Tra molti operatori serpeggia la convinzione che gli over the top del web siano i principali nemici della radio e della televisione, per come le conosciamo.
Se per OTT intendiamo Google, Amazon, Facebook, ecc, si tratta di un equivoco di fondo.
Come abbiamo già avuto modo di scrivere, Google & C. non hanno interesse a produrre contenuti, facendo già affari d’oro con la veicolazione di quelli che terzi (tra cui radio e televisione) producono (gratis) di fatto anche per loro. Al più, il loro business si può spostare sulla ip tv, ma nella direzione della formula “rich media”, piuttosto che in quelle della pay tv o pay per view (come sta dimostrando Amazon). Anzi, le esperienze passate degli OTT come content provider non sono risultate particolarmente esaltanti tanto che Facebook avrebbe archiviato le ventilate velleità quale produttore tv.

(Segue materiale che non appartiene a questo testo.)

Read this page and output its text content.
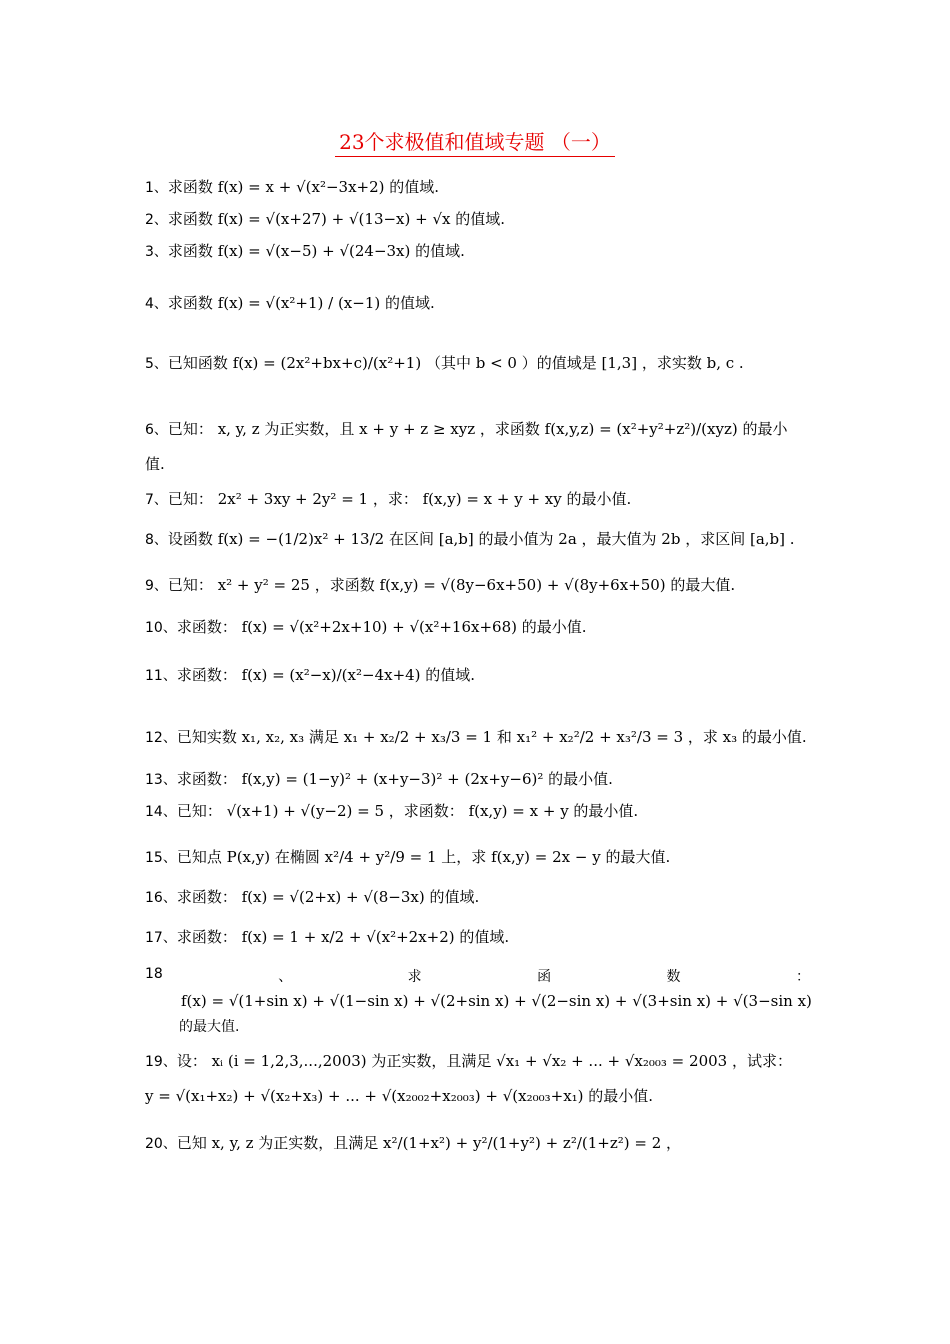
23个求极值和值域专题 （一）
1、求函数 f(x) = x + √(x²−3x+2) 的值域.
2、求函数 f(x) = √(x+27) + √(13−x) + √x 的值域.
3、求函数 f(x) = √(x−5) + √(24−3x) 的值域.
4、求函数 f(x) = √(x²+1) / (x−1) 的值域.
5、已知函数 f(x) = (2x²+bx+c)/(x²+1) （其中 b < 0 ）的值域是 [1,3] ，求实数 b, c .
6、已知： x, y, z 为正实数，且 x + y + z ≥ xyz ，求函数 f(x,y,z) = (x²+y²+z²)/(xyz) 的最小值.
7、已知： 2x² + 3xy + 2y² = 1 ，求： f(x,y) = x + y + xy 的最小值.
8、设函数 f(x) = −(1/2)x² + 13/2 在区间 [a,b] 的最小值为 2a ，最大值为 2b ，求区间 [a,b] .
9、已知： x² + y² = 25 ，求函数 f(x,y) = √(8y−6x+50) + √(8y+6x+50) 的最大值.
10、求函数： f(x) = √(x²+2x+10) + √(x²+16x+68) 的最小值.
11、求函数： f(x) = (x²−x)/(x²−4x+4) 的值域.
12、已知实数 x₁, x₂, x₃ 满足 x₁ + x₂/2 + x₃/3 = 1 和 x₁² + x₂²/2 + x₃²/3 = 3 ，求 x₃ 的最小值.
13、求函数： f(x,y) = (1−y)² + (x+y−3)² + (2x+y−6)² 的最小值.
14、已知： √(x+1) + √(y−2) = 5 ，求函数： f(x,y) = x + y 的最小值.
15、已知点 P(x,y) 在椭圆 x²/4 + y²/9 = 1 上，求 f(x,y) = 2x − y 的最大值.
16、求函数： f(x) = √(2+x) + √(8−3x) 的值域.
17、求函数： f(x) = 1 + x/2 + √(x²+2x+2) 的值域.
18	、	求	函	数	：
f(x) = √(1+sin x) + √(1−sin x) + √(2+sin x) + √(2−sin x) + √(3+sin x) + √(3−sin x)
的最大值.
19、设： xᵢ (i = 1,2,3,...,2003) 为正实数，且满足 √x₁ + √x₂ + ... + √x₂₀₀₃ = 2003 ，试求： y = √(x₁+x₂) + √(x₂+x₃) + ... + √(x₂₀₀₂+x₂₀₀₃) + √(x₂₀₀₃+x₁) 的最小值.
20、已知 x, y, z 为正实数，且满足 x²/(1+x²) + y²/(1+y²) + z²/(1+z²) = 2 ，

D’altro canto, quello che è successo in Spagna con Google News è emblematico. Si ricorderà che gli editori ispanici contestarono al colosso della ricerca di speculare sui contenuti attraverso il suo aggregatore, sollecitando il governo ad adottare un provvedimento normativo che imponesse una retrocessione delle quote dei ricavi a titolo di corrispettivo per i diritti d’autore, anche se le notizie venivano solo indicizzate “in anteprima”. Il legislatore giallorosso accolse la richiesta, ma Google preferì chiudere Google Noticias, lasciando al suo posto un cartello: “Siamo dispiaciuti di doverti informare che in seguito ai recenti cambi nella legislazione spagnola, le pubblicazioni degli editori spagnoli non compaiono piu’ in Google Noticias“. Risultato: crollo delle visite dell’informazione online e presa di conoscenza del harakiri effettuato dagli editori con seguito di implorazioni a Google di tornare sui suoi passi. Suppliche rispedite al mittente: indietro non si torna è stato il messaggio recapitato da Mountain View (che evidentemente costituiva anche e soprattutto un monito per eventuali altri temerari, che infatti si sono guardati bene da portare avanti improvvide istanze, come qualcuno da noi voleva già fare elevando il caso spagnolo come esempio virtuoso).
La rintracciabilità – non ci stancheremo di scriverlo – è il terreno su cui tutti i fornitori di contenuti battaglieranno: entrare in contrasto coi vettori principali (Google & Youtube, Facebook & Instagram, ecc.) non è una grande strategia. E ciò vale anche per gli aggregatori di flussi streaming (come TuneIn), beninteso.
Peraltro – e anche questo lo annotiamo sempre – i colossi del commercio online sono anche investitori pubblicitari. Negli USA, per esempio, Amazon è il terzo investitore per volume di pianificazione delle emittenti radiofoniche: solo la scorsa settimana, secondo Media Monitors, il colosso del commercio online ha acquistato 36.387 spot pubblicitari, ponendosi alle spalle solo della compagnia di assicurazione Geico (39.421) e dei grandi magazzini JC Penney (39.155), ma superando gli investimenti dei centri di bricolage The Home Depot (28.390) e quelli della catena di grande distribuzione Macy (26.697).
I nemici degli editori radiotelevisivi sono ben altri. I loro arcaici modelli industriali, per esempio.